Pat Santarone, the club's colorful head groundskeeper, and Joe Hamper, the chief financial officer and one of two members of the original front-office staff in 1954, have announced plans to retire.
Both will assume part-time consulting roles for an indefinite period.
"To most of us, Pat and Joe are as much a part of the Orioles' history and tradition as any player," said team president Larry Lucchino. "Each made major contributions to the long-term success of this franchise.
"Boy, will we miss them, both professionally as colleagues and personally as friends. They are real Orioles."
General manager Roland Hemond said, "We are losing two outstanding people, but I'm glad we'll still see them around."
Santarone, 62, has been considered one of the leading groundskeepers in the nation, and his meticulous care of and protective nature toward the Memorial Stadium field has made him one of the most well-known.
"I've had shouting matches with some good ones," said Santarone. Recently, the adversaries included Boston Red Sox pitcher Roger Clemens and Texas Rangers manager Bobby Valentine.

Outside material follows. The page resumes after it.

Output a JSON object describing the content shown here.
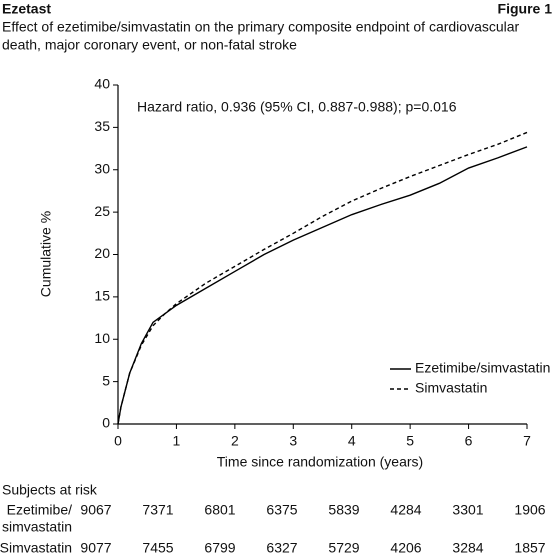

"Valentine popped off, saying I was sloping the visitors' bullpen mound differently, and Clemens blasted the game mound after he got knocked around. Two times after that, he pitched a shutout here and complimented it, like 99 percent of the pitchers do."

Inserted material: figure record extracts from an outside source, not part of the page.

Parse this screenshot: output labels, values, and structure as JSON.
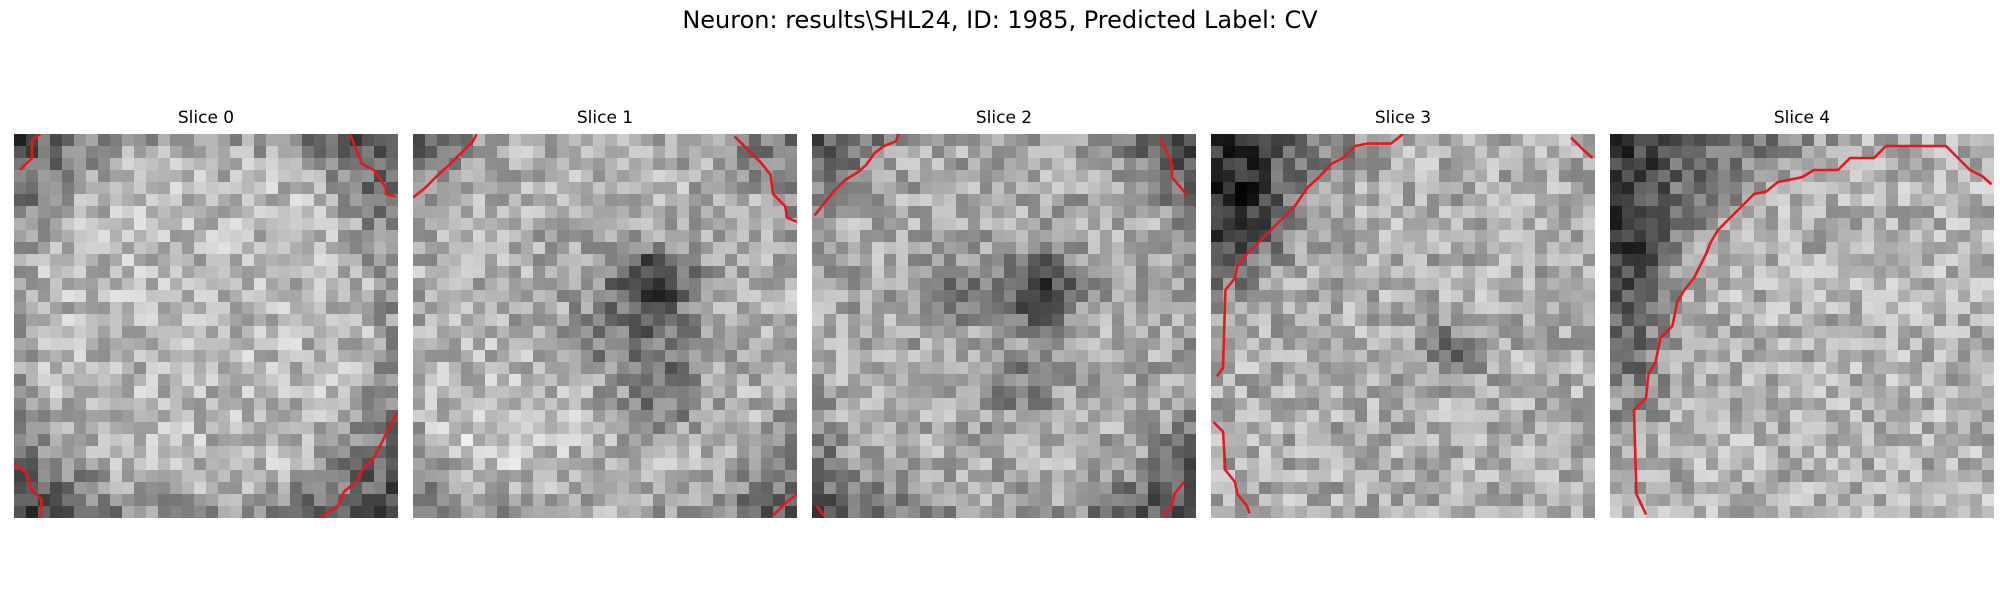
{
  "figure": {
    "title": "Neuron: results\\SHL24, ID: 1985, Predicted Label: CV"
  },
  "panels": [
    {
      "title": "Slice 0",
      "contour_color": "#e31a1c"
    },
    {
      "title": "Slice 1",
      "contour_color": "#e31a1c"
    },
    {
      "title": "Slice 2",
      "contour_color": "#e31a1c"
    },
    {
      "title": "Slice 3",
      "contour_color": "#e31a1c"
    },
    {
      "title": "Slice 4",
      "contour_color": "#e31a1c"
    }
  ],
  "style": {
    "colormap": "gray",
    "contour_color": "#e31a1c"
  }
}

Santarone has spent his adult lifetime in pro baseball after following his father, Val, into the trade in Elmira, N.Y., in 1952.
"Dad was from the old country [Italy] and couldn't read or write English well," he said. "Three of his boys and our mother worked with him for the same pay, which was nothing.
"I remember when I was 8 or 9, we had a herd of goats we had to tend. We sold the milk to a tuberculosis hospital nearby. We'd turn them loose in the outfield, and we had to pick up all the goat droppings in a pail. The players really bitched about that."
Santarone met Earl Weaver in Elmira, and Weaver persuaded him to come to Baltimore in 1969. Their tomato patch along the left-field line became legendary in baseball and led to the marketing of "Earl 'n' Pat's Tomato Food," their own product.
"I've got an encyclopedia of memories with Earl Weaver," Santarone said. "The one that strikes me is when he picked up third base after an argument and took it into the Elmira clubhouse.